Komodo Butuh Geopark?
Oleh : Sil Joni *)
Negara ini aneh. Anggaran yang fantastis dipakai untuk ‘menata’ istana binatang. Sementara masih banyak warga di republik ini yang tinggal di gubuk-gubuk reot, tidak layak huni. Tetapi, negara rela menggelontorkan dana yang besar untuk mempercantik ‘habitat’ dari biawak purba, Komodo di Pulau Rinca, tepatnya di Loh Buaya.
Padahal, Komodo tidak pernah ‘mendambakan’ bangunan mewah semacam itu. Justru Komodo merasa ‘tidak nyaman’ dengan hunian yang serba modern itu. Geopark itu bukan ‘hunian yang ideal’ bagi Komodo. Tetapi, di mata Pempus geopark adalah sebuah opsi cerdas untuk ‘membahagiakan’ Komodo dan pelbagai satwa endemik lainnya.

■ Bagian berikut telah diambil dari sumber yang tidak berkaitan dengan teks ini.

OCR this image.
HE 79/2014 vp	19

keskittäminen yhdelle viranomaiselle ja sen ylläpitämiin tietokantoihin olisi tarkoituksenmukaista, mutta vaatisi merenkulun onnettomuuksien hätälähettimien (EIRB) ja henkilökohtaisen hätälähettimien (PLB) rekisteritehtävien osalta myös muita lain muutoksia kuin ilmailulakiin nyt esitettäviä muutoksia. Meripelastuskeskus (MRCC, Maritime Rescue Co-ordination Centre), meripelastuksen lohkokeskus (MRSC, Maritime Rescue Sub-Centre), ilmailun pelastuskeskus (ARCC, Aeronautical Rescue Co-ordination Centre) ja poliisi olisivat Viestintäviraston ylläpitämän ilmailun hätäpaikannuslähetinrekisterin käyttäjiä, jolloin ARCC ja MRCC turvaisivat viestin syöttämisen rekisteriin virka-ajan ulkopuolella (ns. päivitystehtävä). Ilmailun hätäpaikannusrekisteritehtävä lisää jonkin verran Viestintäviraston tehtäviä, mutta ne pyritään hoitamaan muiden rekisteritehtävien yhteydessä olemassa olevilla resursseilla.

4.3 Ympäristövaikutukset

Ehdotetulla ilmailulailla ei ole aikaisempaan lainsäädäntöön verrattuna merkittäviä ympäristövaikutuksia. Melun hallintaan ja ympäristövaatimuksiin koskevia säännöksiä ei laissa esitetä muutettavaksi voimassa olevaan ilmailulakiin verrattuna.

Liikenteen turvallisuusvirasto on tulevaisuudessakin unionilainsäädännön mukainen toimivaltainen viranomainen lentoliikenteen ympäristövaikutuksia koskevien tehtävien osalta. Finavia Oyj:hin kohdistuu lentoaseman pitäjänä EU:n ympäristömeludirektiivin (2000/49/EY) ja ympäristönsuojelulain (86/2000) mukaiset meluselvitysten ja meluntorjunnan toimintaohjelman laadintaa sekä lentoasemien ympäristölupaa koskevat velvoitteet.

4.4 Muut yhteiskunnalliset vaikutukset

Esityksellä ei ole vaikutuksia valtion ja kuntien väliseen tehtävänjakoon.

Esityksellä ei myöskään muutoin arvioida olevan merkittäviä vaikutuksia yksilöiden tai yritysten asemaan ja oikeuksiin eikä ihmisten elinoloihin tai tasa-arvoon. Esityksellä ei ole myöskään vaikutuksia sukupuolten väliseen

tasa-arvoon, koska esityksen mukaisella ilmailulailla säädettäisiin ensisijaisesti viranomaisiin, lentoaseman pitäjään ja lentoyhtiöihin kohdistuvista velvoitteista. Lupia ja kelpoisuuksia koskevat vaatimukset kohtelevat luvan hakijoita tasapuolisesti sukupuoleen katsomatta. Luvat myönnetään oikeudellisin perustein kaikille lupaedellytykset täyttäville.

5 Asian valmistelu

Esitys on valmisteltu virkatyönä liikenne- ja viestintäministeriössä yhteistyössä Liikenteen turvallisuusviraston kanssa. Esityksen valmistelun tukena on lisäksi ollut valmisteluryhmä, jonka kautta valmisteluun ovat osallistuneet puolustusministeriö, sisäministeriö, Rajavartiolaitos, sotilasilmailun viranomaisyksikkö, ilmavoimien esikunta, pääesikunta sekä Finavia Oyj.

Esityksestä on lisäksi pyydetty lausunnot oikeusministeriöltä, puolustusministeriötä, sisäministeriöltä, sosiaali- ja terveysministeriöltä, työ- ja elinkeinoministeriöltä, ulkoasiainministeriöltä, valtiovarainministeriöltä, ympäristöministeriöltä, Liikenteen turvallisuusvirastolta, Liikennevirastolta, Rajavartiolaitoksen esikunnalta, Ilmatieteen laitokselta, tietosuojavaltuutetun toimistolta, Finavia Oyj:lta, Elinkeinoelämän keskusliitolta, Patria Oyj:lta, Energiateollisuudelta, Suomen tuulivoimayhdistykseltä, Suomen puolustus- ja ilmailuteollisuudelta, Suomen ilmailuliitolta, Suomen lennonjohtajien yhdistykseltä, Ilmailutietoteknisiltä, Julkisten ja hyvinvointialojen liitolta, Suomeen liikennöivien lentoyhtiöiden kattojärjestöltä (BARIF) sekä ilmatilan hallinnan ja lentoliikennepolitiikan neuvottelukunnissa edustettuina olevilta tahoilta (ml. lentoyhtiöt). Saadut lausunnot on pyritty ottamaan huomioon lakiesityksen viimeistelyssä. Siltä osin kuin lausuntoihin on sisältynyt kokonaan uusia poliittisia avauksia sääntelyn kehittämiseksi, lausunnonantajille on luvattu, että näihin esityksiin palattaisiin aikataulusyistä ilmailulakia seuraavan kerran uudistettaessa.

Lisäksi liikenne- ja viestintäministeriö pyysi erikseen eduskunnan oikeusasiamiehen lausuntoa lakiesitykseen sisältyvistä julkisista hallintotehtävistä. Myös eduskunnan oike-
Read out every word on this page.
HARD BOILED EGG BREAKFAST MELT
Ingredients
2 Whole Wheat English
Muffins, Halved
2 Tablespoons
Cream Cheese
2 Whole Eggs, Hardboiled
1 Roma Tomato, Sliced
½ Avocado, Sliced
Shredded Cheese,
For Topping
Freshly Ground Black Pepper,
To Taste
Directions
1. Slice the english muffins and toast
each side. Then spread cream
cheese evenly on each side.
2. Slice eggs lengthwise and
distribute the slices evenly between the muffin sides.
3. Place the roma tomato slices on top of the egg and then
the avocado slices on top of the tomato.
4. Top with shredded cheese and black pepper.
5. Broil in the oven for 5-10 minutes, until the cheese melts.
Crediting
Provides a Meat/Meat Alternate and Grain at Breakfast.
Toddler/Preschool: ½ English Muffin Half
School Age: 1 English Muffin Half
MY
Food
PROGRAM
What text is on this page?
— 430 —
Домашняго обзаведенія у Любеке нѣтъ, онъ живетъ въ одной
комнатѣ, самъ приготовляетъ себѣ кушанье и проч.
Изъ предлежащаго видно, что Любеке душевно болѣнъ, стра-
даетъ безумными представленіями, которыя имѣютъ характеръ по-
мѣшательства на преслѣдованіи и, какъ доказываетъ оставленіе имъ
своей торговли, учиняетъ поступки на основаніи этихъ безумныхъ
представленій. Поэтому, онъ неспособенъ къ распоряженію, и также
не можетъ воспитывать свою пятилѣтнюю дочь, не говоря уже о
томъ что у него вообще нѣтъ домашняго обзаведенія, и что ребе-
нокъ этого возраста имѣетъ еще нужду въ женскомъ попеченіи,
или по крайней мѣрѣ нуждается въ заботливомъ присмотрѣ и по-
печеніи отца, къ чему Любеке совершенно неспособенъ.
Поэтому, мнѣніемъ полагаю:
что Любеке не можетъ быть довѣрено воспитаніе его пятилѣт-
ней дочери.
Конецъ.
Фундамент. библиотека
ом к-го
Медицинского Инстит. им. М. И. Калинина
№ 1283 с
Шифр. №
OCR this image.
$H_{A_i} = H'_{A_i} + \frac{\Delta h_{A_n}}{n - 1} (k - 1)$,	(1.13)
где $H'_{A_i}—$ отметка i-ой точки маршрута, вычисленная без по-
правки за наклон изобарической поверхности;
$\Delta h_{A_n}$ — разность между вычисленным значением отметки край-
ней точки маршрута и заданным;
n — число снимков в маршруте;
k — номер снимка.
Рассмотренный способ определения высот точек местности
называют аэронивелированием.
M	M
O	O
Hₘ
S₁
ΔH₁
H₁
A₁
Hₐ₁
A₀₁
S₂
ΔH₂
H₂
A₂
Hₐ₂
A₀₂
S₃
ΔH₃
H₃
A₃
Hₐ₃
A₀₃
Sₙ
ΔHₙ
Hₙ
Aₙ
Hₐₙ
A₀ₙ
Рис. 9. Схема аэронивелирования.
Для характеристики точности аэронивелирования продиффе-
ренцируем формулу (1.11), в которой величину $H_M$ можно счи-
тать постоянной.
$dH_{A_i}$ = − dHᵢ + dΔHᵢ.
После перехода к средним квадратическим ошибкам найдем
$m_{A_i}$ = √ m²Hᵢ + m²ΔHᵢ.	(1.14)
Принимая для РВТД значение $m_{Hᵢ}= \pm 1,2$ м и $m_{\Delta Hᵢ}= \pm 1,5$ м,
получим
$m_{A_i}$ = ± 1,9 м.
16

Siapa sebenarnya yang membutuhkan ‘geopark’ itu? Apakah ada semacam ‘nilai plus’ ketika geopark itu dibangun? Apakah para calon wisatawan yang datang ke Rinca itu ‘tertarik’ dengan geopark atau ekosistem asli dari binatang Komodo? Apakah ada garansi bahwa keberadaan geopark itu tidak mengganggu Komodo dan aneka satwa langka di sana?
Persoalan yang dihadapi Komodo saat ini adalah semakin ‘berkurangnya’ hewan yang menjadi ‘mangsa utamanya’. Geopark itu bukan sejenis hewan yang bisa mengatasi ‘stok hewan’ buruan Komodo. Saya berpikir jauh lebih arif dan efektif jika Pempus berusaha mengatasi persoalan ‘kerawanan’ pakan dari Komodo, ketimbang membangun sarana dan prasarana (sarpras) mewah.
Semestinya kebijakan yang ditelurkan oleh Pempus menguntungkan bagi Komodo. Pekerjaan besar kita sebetulnya adalah bagaimana agar Komodo tetap survive di tengah perubahan iklim saat ini dan semakin maraknya aksi pencurian satwa di wilayah Taman Nasional Komodo (TNK).
Dengan demikian, membangun sebuah ‘geoparak’ ala Jurassic Park yang ada dalam dunia fiksi itu, bukan sebuah agenda yang urgen dan relevan saat ini. Pempus terlampau ‘terbius’ dengan janji surga yang ditiupkan oleh ideologi neoliberalisme-kapitalisme. Pembangunnan itu dilihat sebagai sebuah ‘investasi’ yang berpotensi mengalirkan keuntungan ekonomi berlipat bagi negara dan juga publik Mabar.
Saya berpikir, desain pembangunan yang berorientasi melayani kepentingan para konglomerat (kapitalis) mesti mempertimbangkan aspek ‘keutuhan ekologi’. Kita tidak bisa menjadikan ‘habitat Komodo’ sebagai sarana untuk memfasilitasi hasrat memburu untung dari segelintir orang semata. Masalahnya adalah Komodo dan pelbagai keunikan lainnya di kawasan itu merupakan ‘aset hidup’ yang rentan punah jika tidak dijaga kelestariannya.
Komodo itu sendiri adalah ‘jaminan’ membludaknya kunjungan wisatawan di daerah ini. Komodo adalah binatang langka, unik, dan karena itu pantas jika masuk dalam kategori ‘binatang super premium’. Kebijakan yang dibuat oleh Pempus mesti berorientasi pada upaya perlindungan yang maksimal terhadap dimensi survivalitas dari binatang itu dan menjaga derajat keseimbangan ekosistemnya.
Karena itu, saya kira, sangat wajar bahkan dilihat sebagai sebuah keharusan ketikan sebagian besar masyarakat saat ini berusaha ‘menentang’ kebijakan tersebut. Berita bagusnya adalah suara protes itu tidak hanya berasal dari Mabar tetapi datang dari berbagai penjuru dunia. Membangun geopark di Loh Buaya sudah menjadi ‘isu publik global’ yang peduli dengan nasib binatang Komodo.
Ruang diskursus publik disemaraki dengan wacana ‘penolakan, penyesalan, dan pengecaman’ terhadap kebijakan politik Pempus itu. Publik sangat menyayangkan sikap Pempus yang dengan ‘tega’ merusak vegetasi bentang alam dan keaslian habitat Komodo di Pulau Rinca dengan ‘memaksakan’ penerapan sentuahan pembangunan yang bercita-rasa modern di Pulau Rinca.
*) Penulis adalah pemerhati masalah sosial dan politik.